É um dia que pesa nos ombros — e deve pesar — pois traz junto consigo toda a trajetória histórica de luta das mulheres do mundo todo. É dia de lembrar que essa data não tem nada a ver com ganhar florzinha, chocolatinho ou beijinho de parabéns, que essa data tem origem socialista sim! Que remonta ao estopim da Revolução Russa, na figura das mulheres trabalhadoras que foram às ruas lutar por seus direitos, mulheres que já sabiam há mais de 100 anos que a verdadeira luta anticapitalista também é antipatriarcal — e é preciso acrescentar aqui que esta também deve ser antirracista. Então, se me entristece que parte da esquerda tenha esquecido dessa história, também me anima a falar repetidamente dela, falar todo dia, para todo mundo, mas falar especialmente hoje. 8 de março é uma data com origem socialista, é dia de luta das mulheres trabalhadoras do mundo todo, é dia de lembrar à esquerda que ela não existe sem a gente e à direita que nós somos sua maior ameaça.

Então, falando de história — e sendo eu uma historiadora — a primeira coisa que me ocorre para abordar no 8M é a necessidade do resgate histórico da narrativa feminina. A historiadora feminista Gerda Lerner defende que o estabelecimento do patriarcado não foi um evento, mas um processo histórico de duração de cerca de 2500 anos, durante os quais aconteceu o sequestro de tudo aquilo que remete ao feminino — divindades, palavras, contos, corpos, etc. Logo, temos milênios de narrativas para (re)criar, toda a História do mundo para (re)contar. É preciso colocar para fora, em palavras — faladas, cantadas, escritas, gritadas — tudo que guardamos por todo esse tempo. Todos os nossos saberes construídos com muita experiência e observação dos nossos próprios corpos; toda a ciência que nos foi negada e que mesmo assim inventamos, com métodos e fontes, de maneira autônoma; todas as nossas dores, as narrativas do estupro dos nossos corpos e mentes, do nosso adoecimento, do nosso abandono, da nossa solidão. É preciso explicar o mundo com novas palavras, fazer o mundo ver com os nossos olhos como essa sociedade adoecida não nos serve mais — na verdade, nunca serviu e nunca servirá.
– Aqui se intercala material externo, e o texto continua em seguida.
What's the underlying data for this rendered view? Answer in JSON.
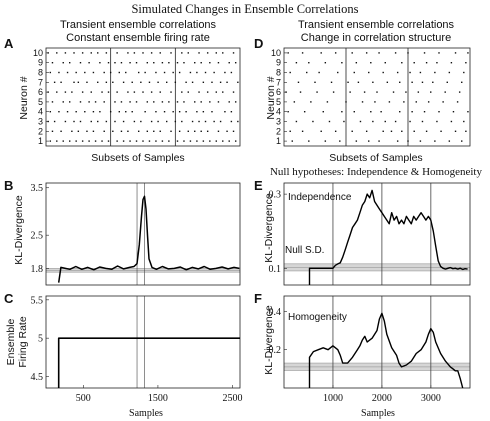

8 de março é dia da Terra inteira ouvir a nossa insatisfação e a nossa exigência de uma sociedade mais justa, menos desigual. Vamos contar umas para as outras tudo que nos aborrece — da estrutura patriarcal ao mais “banal” –, de todas as vezes que nos chamaram de loucas; que sofremos assédio; que fomos alvo de racismo; que nossas roupas e/ou corpos foram censurados; que fomos proibidas de algo só por ser mulher; que nos sentimos envergonhadas, humilhadas, tivemos nossa autoestima estraçalhada; que tivemos direitos básicos alienados (alô, aborto!); que nossos corpos foram violados, mutilados, cirurgicamente modificados para o prazer masculino. Vamos falar de toda a violência e toda dor, entre nós, umas para as outras. Vamos sentir essa dor coletiva, compartilhada por toda essa classe sexual. Vamos olhar umas para as outras e nos ver na outra e nos ver em todas: na mulher negra, indígena, quilombola, ribeirinha, cabocla, do campo, da cidade, da rua, trabalhadora, pobre, periférica, dona de casa, mãe, deficiente, autista… em todas! E falando uma com a outra, em alto e bom som, o mundo inteiro será obrigado a ouvir e nos enxergar. E talvez, assim, percebam pela primeira vez que nós existimos, que somos gente e exigimos ser tratadas como tal. E se ainda assim não perceberem, que seja tarde demais para eles e já tenhamos começado, outra vez, a nossa revolução.

Este texto faz parte do nosso Especial: 8 de março.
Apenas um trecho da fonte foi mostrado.